The 2024 US presidential campaign marked by upheaval and rancour reached its finale on Election Day – November 5 – as Americans will decide between former president Donald Trump or Vice President Kamala Harris.
Wisconsin, meanwhile, was once considered a reliably blue Rust Belt state. But it became a big-time battleground after former President Donald Trump eked out a victory there in 2016. Biden flipped the script with his own narrow victory there over Trump in 2020.
Wisconsin, which was No. 17 in the most recent Best States rankings from U.S. News, counts for 10 electoral votes – placing it roughly in the middle of the pack among all U.S. states but belying the crucial role it could play in the race for the White House.

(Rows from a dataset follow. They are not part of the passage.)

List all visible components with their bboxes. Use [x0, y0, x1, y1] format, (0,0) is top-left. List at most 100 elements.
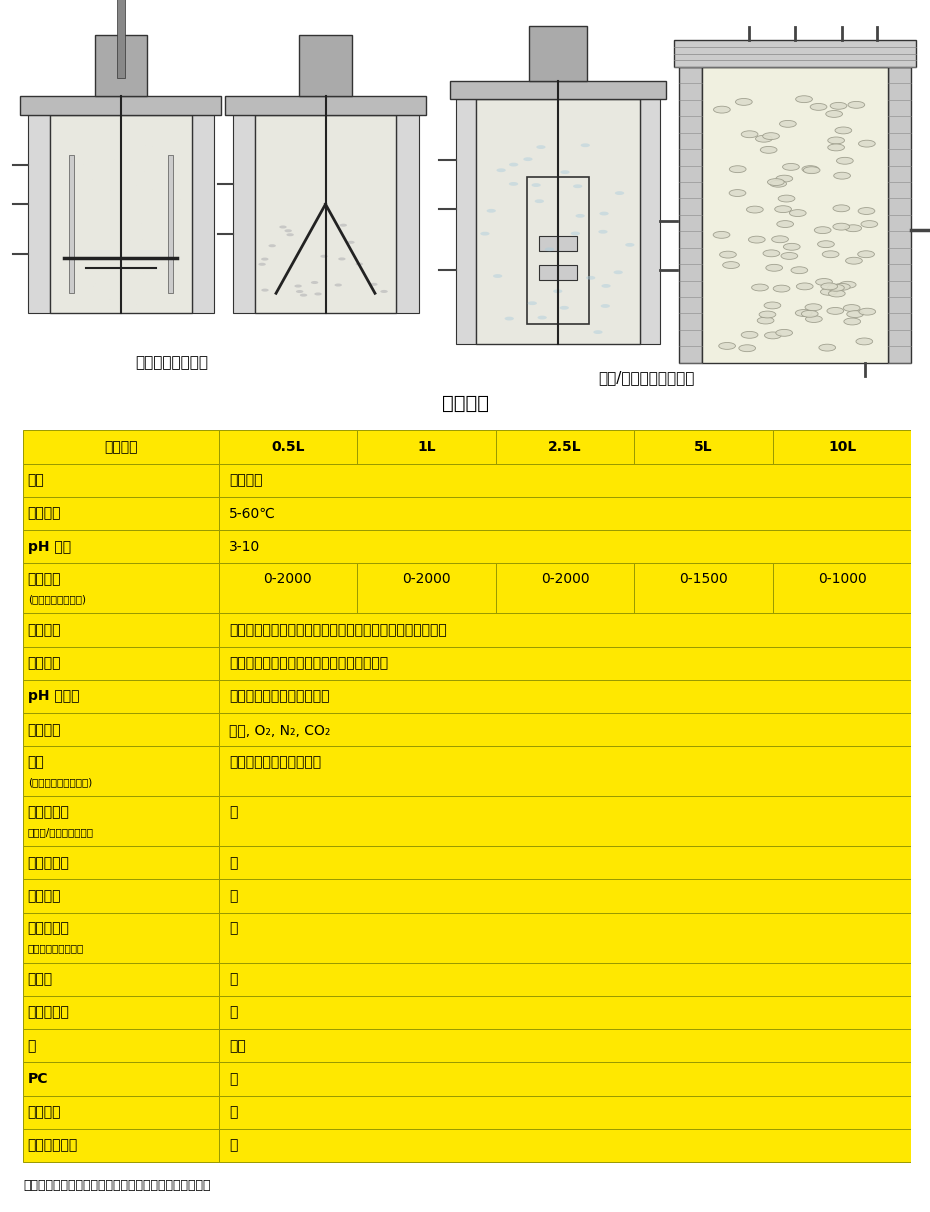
Bar [219, 747, 911, 796]
Text: （气升/流化床反应器）: （气升/流化床反应器） [28, 828, 94, 837]
Text: 0-2000: 0-2000 [263, 572, 312, 587]
Circle shape [795, 309, 812, 316]
Circle shape [486, 208, 496, 212]
Circle shape [380, 290, 388, 293]
Bar [23, 1130, 219, 1162]
Circle shape [815, 227, 831, 234]
Circle shape [713, 107, 730, 113]
Text: 10L: 10L [828, 440, 857, 454]
Circle shape [844, 304, 860, 311]
Bar [23, 846, 219, 880]
Circle shape [537, 145, 546, 149]
Bar [23, 747, 219, 796]
Circle shape [527, 302, 537, 305]
Text: 电磁离合器: 电磁离合器 [28, 921, 70, 936]
Bar [219, 680, 911, 713]
Bar [219, 530, 911, 564]
Circle shape [791, 267, 808, 274]
Bar [117, 0, 125, 78]
Circle shape [826, 110, 843, 118]
Bar [23, 796, 219, 846]
Bar [23, 464, 219, 497]
Text: 高压灌菌: 高压灌菌 [230, 473, 263, 487]
Text: 气升/流化床生物反应器: 气升/流化床生物反应器 [598, 371, 695, 385]
Text: 气体供应: 气体供应 [28, 722, 61, 737]
Circle shape [755, 136, 772, 142]
Bar [23, 680, 219, 713]
Circle shape [839, 281, 856, 288]
Circle shape [861, 221, 878, 228]
Circle shape [593, 330, 603, 335]
Circle shape [296, 290, 303, 293]
Text: 数据采集: 数据采集 [28, 1105, 61, 1120]
Text: 搦拌速度: 搦拌速度 [28, 572, 61, 587]
Bar [773, 564, 911, 613]
Circle shape [749, 236, 765, 244]
Bar [219, 796, 911, 846]
Circle shape [770, 181, 787, 187]
Text: 技术参数: 技术参数 [442, 394, 488, 412]
Circle shape [833, 205, 850, 212]
Bar [527, 177, 589, 324]
Circle shape [261, 258, 269, 261]
Text: PC: PC [28, 1073, 48, 1086]
Bar [20, 96, 221, 115]
Circle shape [311, 281, 318, 284]
Bar [219, 1096, 911, 1130]
Circle shape [355, 263, 363, 265]
Circle shape [614, 270, 623, 274]
Bar [888, 67, 911, 362]
Circle shape [560, 305, 569, 310]
Circle shape [259, 263, 266, 265]
Circle shape [723, 262, 739, 269]
Circle shape [741, 331, 758, 338]
Circle shape [713, 231, 730, 239]
Bar [23, 1029, 219, 1063]
Text: 采样系统: 采样系统 [28, 890, 61, 903]
Text: 废气冷凝器: 废气冷凝器 [28, 856, 70, 870]
Circle shape [299, 293, 307, 297]
Text: 搦拌: 搦拌 [28, 755, 45, 770]
Bar [23, 913, 219, 962]
Text: 过程控制系统: 过程控制系统 [28, 1138, 78, 1153]
Circle shape [493, 274, 502, 278]
Text: 潜水管: 潜水管 [28, 972, 53, 987]
Circle shape [844, 318, 860, 325]
Text: 空气, O₂, N₂, CO₂: 空气, O₂, N₂, CO₂ [230, 722, 331, 737]
Bar [28, 115, 50, 313]
Bar [219, 913, 911, 962]
Circle shape [497, 168, 506, 172]
Bar [640, 99, 660, 344]
Bar [679, 67, 702, 362]
Circle shape [796, 96, 813, 103]
Circle shape [858, 141, 875, 147]
Circle shape [576, 215, 585, 218]
Bar [357, 430, 496, 464]
Circle shape [339, 224, 347, 227]
Circle shape [783, 244, 800, 250]
Bar [634, 430, 773, 464]
Circle shape [764, 332, 781, 339]
Circle shape [776, 176, 792, 182]
Text: 5-60℃: 5-60℃ [230, 507, 276, 520]
Circle shape [370, 282, 378, 286]
Circle shape [720, 251, 737, 258]
Circle shape [763, 132, 779, 139]
Circle shape [538, 315, 547, 320]
Circle shape [586, 276, 595, 280]
Bar [95, 35, 147, 96]
Circle shape [828, 137, 844, 144]
Bar [23, 613, 219, 646]
Text: 是: 是 [230, 856, 238, 870]
Bar [219, 464, 911, 497]
Bar [219, 996, 911, 1029]
Bar [23, 497, 219, 530]
Text: （仅搦拌型反应器）: （仅搦拌型反应器） [28, 944, 84, 954]
Text: 是: 是 [230, 1073, 238, 1086]
Bar [23, 880, 219, 913]
Bar [219, 962, 911, 996]
Text: 是: 是 [230, 890, 238, 903]
Bar [225, 96, 426, 115]
Circle shape [782, 164, 799, 171]
Circle shape [833, 172, 850, 179]
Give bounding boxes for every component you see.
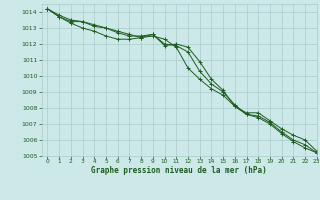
X-axis label: Graphe pression niveau de la mer (hPa): Graphe pression niveau de la mer (hPa): [91, 166, 267, 175]
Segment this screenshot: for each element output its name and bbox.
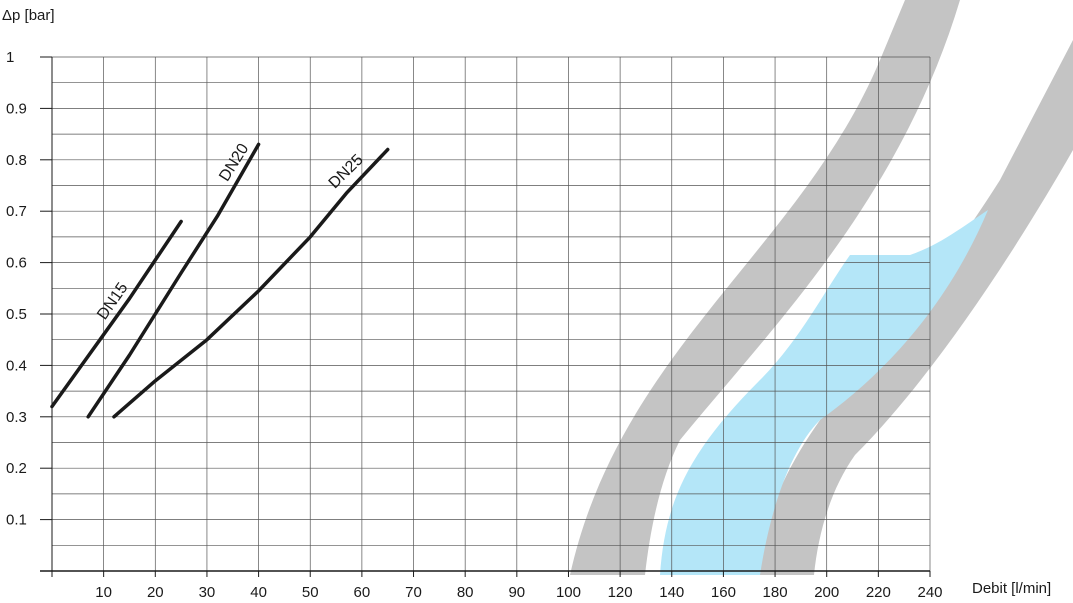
x-tick-label: 100 <box>556 584 581 601</box>
y-tick-label: 0.4 <box>6 357 27 374</box>
band-left <box>570 0 960 575</box>
background-decoration <box>570 0 1073 575</box>
y-tick-label: 0.1 <box>6 512 27 529</box>
x-tick-label: 70 <box>405 584 422 601</box>
y-axis-label: Δp [bar] <box>2 7 55 24</box>
x-tick-label: 50 <box>302 584 319 601</box>
x-axis-label: Debit [l/min] <box>972 580 1051 597</box>
grid <box>51 56 931 572</box>
x-tick-label: 30 <box>199 584 216 601</box>
y-tick-label: 0.3 <box>6 409 27 426</box>
y-tick-label: 0.5 <box>6 306 27 323</box>
series-line-dn20 <box>86 142 261 419</box>
y-tick-label: 0.6 <box>6 255 27 272</box>
tick-labels: 0.1 0.2 0.3 0.4 0.5 0.6 0.7 0.8 0.9 1 10 20 30 40 50 60… <box>6 49 943 601</box>
x-tick-label: 60 <box>354 584 371 601</box>
x-tick-label: 80 <box>457 584 474 601</box>
x-tick-label: 180 <box>763 584 788 601</box>
x-tick-label: 160 <box>711 584 736 601</box>
y-tick-label: 0.8 <box>6 152 27 169</box>
x-tick-label: 200 <box>814 584 839 601</box>
series-line-dn15 <box>50 219 183 409</box>
x-tick-label: 20 <box>147 584 164 601</box>
y-tick-label: 0.9 <box>6 100 27 117</box>
series-line-dn25 <box>112 147 390 419</box>
y-tick-label: 1 <box>6 49 14 66</box>
x-tick-label: 90 <box>508 584 525 601</box>
y-tick-label: 0.7 <box>6 203 27 220</box>
x-tick-label: 220 <box>866 584 891 601</box>
x-tick-label: 140 <box>659 584 684 601</box>
x-tick-label: 240 <box>917 584 942 601</box>
axes <box>40 56 931 577</box>
series-label-dn25: DN25 <box>326 151 367 192</box>
x-tick-label: 120 <box>608 584 633 601</box>
highlight-area <box>660 210 988 575</box>
x-tick-label: 40 <box>250 584 267 601</box>
x-tick-label: 10 <box>95 584 112 601</box>
y-tick-label: 0.2 <box>6 460 27 477</box>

Wisconsin’s importance in the 2024 race is underscored by Republicans choosing Milwaukee as the site of their nominating convention in July. And after Biden upended the race by withdrawing from consideration and backing Vice President Kamala Harris as his party’s new standard-bearer, Wisconsin was the site of Harris’ first top-of-the-ticket campaign rally.
Biden carried Wisconsin in 2020 – making Trump’s win there in 2016 an outlier over the past several decades. But the margin was under 1 percentage point in both elections.
U.S. News in November handicapped Wisconsin as one of seven of “toss-up” states in the 2024 presidential election, a fitting description for a state where four of the past six White House contests were decided by less than a point. The winner in the state also has gone on to win the White House in the past four presidential elections.
The state is on the radar of both campaigns, but perhaps more so for the Democrats as they seek to hold tight to the “blue wall” of Wisconsin, Michigan and Pennsylvania that helped Biden triumph over Trump four years ago.